Wednesday, May 30, 2012

things I've always wanted to do at a wedding...

                                           
                                   



           In honor of my sister's upcoming wedding this Saturday, I am NOT going to take bets on the LJ's performance walking the ring down the aisle.  He did it once perfectly before, and he was six month younger, so there's no reason whatsoever he should screw it up.  Which means, being the illustrious little knight that he is, he'll probably have a nuclear meltdown on the way to the altar.  Happens to the best of us.









      No, what I was dreaming of last night are all the things that I've wanted to do at a wedding, but have never dared to.  Weddings are so-- formal.  Stiff.  Proper.  Even a bit starched, if you will.  Seriously, you think I wear the Mafia suit here every day?  (I wish-- but I think I'm in the wrong field for suits and ties on a daily basis.)


         So, why not spice it up a little?  Throw a little curve...  in no particular order, here are a few things I'm contemplating to help everyone loosen up a bit.

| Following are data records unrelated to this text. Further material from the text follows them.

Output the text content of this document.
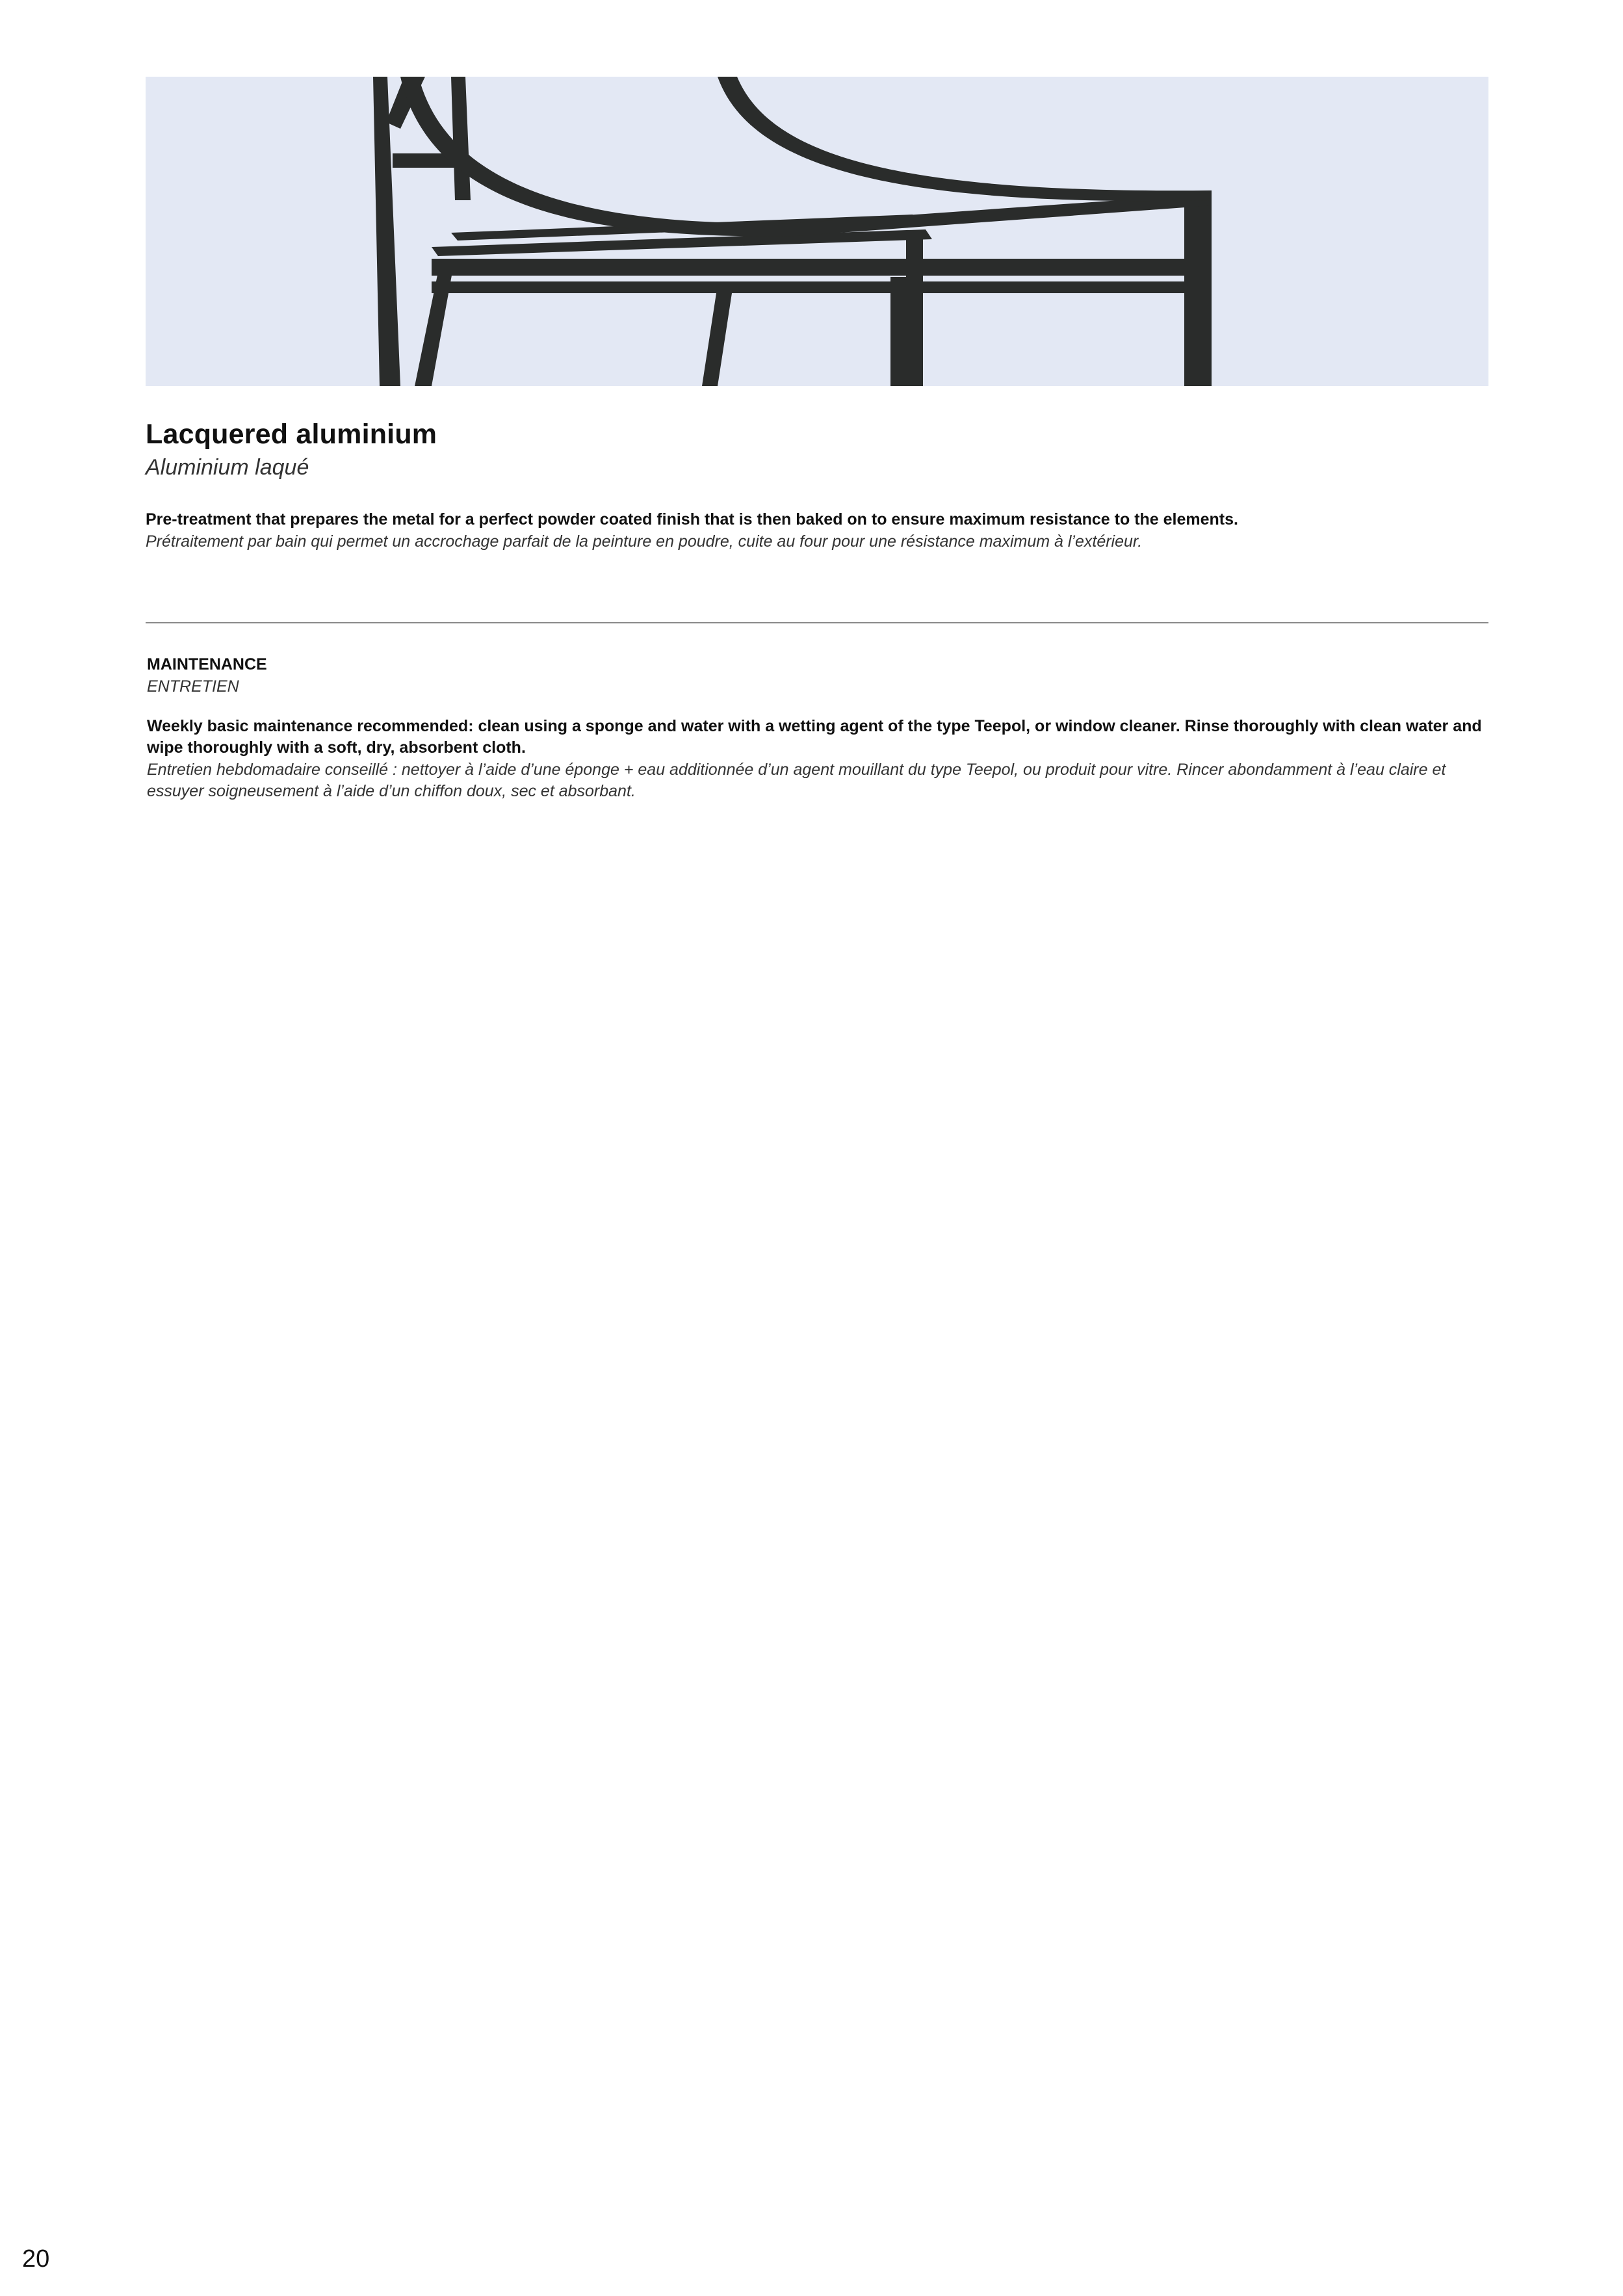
Lacquered aluminium
Aluminium laqué

Pre-treatment that prepares the metal for a perfect powder coated finish that is then baked on to ensure maximum resistance to the elements.

Prétraitement par bain qui permet un accrochage parfait de la peinture en poudre, cuite au four pour une résistance maximum à l’extérieur.

MAINTENANCE

ENTRETIEN

Weekly basic maintenance recommended: clean using a sponge and water with a wetting agent of the type Teepol, or window cleaner. Rinse thoroughly with clean water and wipe thoroughly with a soft, dry, absorbent cloth.

Entretien hebdomadaire conseillé : nettoyer à l’aide d’une éponge + eau additionnée d’un agent mouillant du type Teepol, ou produit pour vitre. Rincer abondamment à l’eau claire et essuyer soigneusement à l’aide d’un chiffon doux, sec et absorbant.

20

         #1:  Actually take the "If anyone knows a reason why these two should not be joined asunder, speak now or forever hold your peace" line seriously.  I've been to at least five weddings where I knew an excellent reason or two they shouldn't be married.  But did I ever say anything?  Of course not.  And what better way to get everyone going a bit than jumping up and saying, "Does his outstanding warrant for bank robbery count?"  and dashing out of the church.

       #2:  Dressing like a groomsman and seeing if, in all the hullabaloo after the ceremony, you can slide smoothly into the limo (a stretch Hummer, of course) and party with them on the way to the reception.  Of course, you have to pick your spots.  With my luck, I'd slide into the limo only to find out that it was bride and groom only.  Maybe I'm just going to abandon this idea.

       #3:  Convincing the organist to play Darth Vader's theme (or, alternately, Ride of the Valkyries) as the bride makes her way down.  And yes, if anyone reading this has actually met me, you'll know that the Queen and I almost pulled this off at our own wedding.  We got Darth Vader's theme at the REHEARSAL.  So close.  But I mean... how cool would that be?

      #4: Putting Elijah on my shoulders and having him catch the garter.  On the one hand, this would be mortifying.  I've avoided the garter like it was the plague my whole life.  But as Elijah has no real idea what's going on, I think this would be a riot, mainly for the fifty questions he'd be asking the poor bride about what the garter was.

                                                

     
      Finally, I think that the last way that I would loosen up a wedding is to cut out the two hours of pictures between ceremony and reception.  Nothing (and I understand that I'm a man, so feel free to cut me and my unrealistic twaddle down to size, ladies) kills the general joy at a wedding faster than having to wait two hours between what's almost always a lovely ceremony and an anticipated (say that three times fast) feast at the reception.  I understand that it takes the bride thirty minutes to go to the bathroom and bustle and re-bustle the dress, etc., but there's gotta be a way that avoids the yawning chasm of pictures and prep so long that by the time the bride and groom arrive, what seems to be cheering is really a massive sigh of relief that the food is on its way.  If the eating started half an hour after the end of the ceremony, THAT would be something to cheer about!  Unfortunately, I haven't figured out how to do that yet... :(

       (And this is the face LJ makes when he's waiting for his food... )


         
                        Have a good night all!!!